Mais la langue ne se prête pas toujours aussi complaisamment au caprice de l’écrivain, et il eût souhaité peut-être qu’elle lui laissât plus de latitude[1]. De tels mots, commodes, n’existent pas toujours ; quelque fût la richesse de notre lexique sous ce rapport, il paraît avoir été, au gré de l’historien, trop pauvre encore. Il sentait bien qu’en linguistique brièveté égale puissance, et qu’une caractérisation n’a de vigueur qu’autant qu’elle est ramassée. Sa répugnance pour l’es longues formules l’amèneront parfois à inventer le mot dont il a besoin, plutôt que de recourir à une définition ou une périphrase qui alourdirait et ralentirait. Il dira : un affameur, un boursoufleur, un démembreur, déjésétuiser, déprinciser, etc… Ajoutons d’ailleurs qu’il n’abuse pas de telles créations, qui restent, dans l’ensemble de l’œuvre, des raretés.
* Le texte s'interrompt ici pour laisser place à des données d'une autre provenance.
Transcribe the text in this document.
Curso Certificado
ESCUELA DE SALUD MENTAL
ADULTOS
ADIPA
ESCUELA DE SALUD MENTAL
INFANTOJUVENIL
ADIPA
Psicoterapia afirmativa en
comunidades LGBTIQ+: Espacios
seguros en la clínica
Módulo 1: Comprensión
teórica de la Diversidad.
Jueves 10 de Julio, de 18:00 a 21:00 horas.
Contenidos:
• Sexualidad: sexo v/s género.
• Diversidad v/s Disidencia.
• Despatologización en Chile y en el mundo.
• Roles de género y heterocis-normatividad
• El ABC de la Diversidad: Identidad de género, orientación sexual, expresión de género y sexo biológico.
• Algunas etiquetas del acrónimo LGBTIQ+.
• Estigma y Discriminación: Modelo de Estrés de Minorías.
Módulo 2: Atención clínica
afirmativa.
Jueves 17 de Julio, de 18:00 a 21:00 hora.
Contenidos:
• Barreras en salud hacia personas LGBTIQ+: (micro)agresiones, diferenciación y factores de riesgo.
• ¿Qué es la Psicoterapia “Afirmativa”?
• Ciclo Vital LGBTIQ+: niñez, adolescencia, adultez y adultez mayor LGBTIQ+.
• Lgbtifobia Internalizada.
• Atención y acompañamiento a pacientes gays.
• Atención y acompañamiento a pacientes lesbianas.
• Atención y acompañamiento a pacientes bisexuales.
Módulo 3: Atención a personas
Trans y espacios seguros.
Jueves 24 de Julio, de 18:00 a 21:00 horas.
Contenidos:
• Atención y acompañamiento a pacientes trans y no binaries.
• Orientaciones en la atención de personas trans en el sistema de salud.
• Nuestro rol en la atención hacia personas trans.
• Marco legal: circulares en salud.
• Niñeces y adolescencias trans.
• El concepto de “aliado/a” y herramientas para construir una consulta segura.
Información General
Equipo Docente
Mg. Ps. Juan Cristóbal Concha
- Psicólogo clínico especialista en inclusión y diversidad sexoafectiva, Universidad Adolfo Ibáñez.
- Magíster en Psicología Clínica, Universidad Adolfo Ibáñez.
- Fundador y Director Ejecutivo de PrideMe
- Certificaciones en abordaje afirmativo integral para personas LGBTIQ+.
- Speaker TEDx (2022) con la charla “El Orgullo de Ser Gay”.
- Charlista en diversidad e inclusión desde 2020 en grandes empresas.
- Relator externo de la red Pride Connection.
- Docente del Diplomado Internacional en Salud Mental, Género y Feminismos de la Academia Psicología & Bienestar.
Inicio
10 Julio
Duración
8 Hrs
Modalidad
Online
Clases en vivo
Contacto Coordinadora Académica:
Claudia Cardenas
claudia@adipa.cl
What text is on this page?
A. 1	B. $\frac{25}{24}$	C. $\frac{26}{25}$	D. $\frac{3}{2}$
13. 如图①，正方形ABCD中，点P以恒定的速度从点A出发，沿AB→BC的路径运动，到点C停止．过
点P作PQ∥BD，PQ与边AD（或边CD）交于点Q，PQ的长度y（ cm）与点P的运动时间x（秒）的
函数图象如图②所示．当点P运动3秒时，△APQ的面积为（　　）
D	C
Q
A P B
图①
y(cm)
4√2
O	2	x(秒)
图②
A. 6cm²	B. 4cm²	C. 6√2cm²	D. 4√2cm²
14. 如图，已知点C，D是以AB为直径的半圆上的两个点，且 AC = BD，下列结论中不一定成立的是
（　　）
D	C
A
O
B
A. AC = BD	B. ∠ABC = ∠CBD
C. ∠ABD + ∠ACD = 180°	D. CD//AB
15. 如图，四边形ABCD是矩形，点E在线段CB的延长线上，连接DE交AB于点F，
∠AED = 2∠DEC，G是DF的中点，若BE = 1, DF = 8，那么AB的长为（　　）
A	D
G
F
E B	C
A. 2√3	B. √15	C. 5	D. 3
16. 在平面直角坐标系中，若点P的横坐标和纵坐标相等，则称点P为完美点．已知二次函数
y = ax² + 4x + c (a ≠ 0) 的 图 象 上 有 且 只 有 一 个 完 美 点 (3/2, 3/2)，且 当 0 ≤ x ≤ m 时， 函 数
Ajoutons également que jamais il n’hésitera à utiliser un nom d’agent offert par la langue, quitte à lui donner un sens différent de celui qu’a consacré l’usage, ce qui, en somme, équivaut à une création véritable. Tel est le cas de bombardeur, mot ancien, pour déguiser le fabricant de bombardes, découvreur qui n’a dans l’ancienne langue que le sens d’éclaireur d’une troupe, réchauffeur, souteneur, que Michelet utilise communément pour nommer le général qui bombarde une ville, le voyageur qui découvre un pays, l’être qui réchauffe, ou l’homme puissant qui soutient un parti.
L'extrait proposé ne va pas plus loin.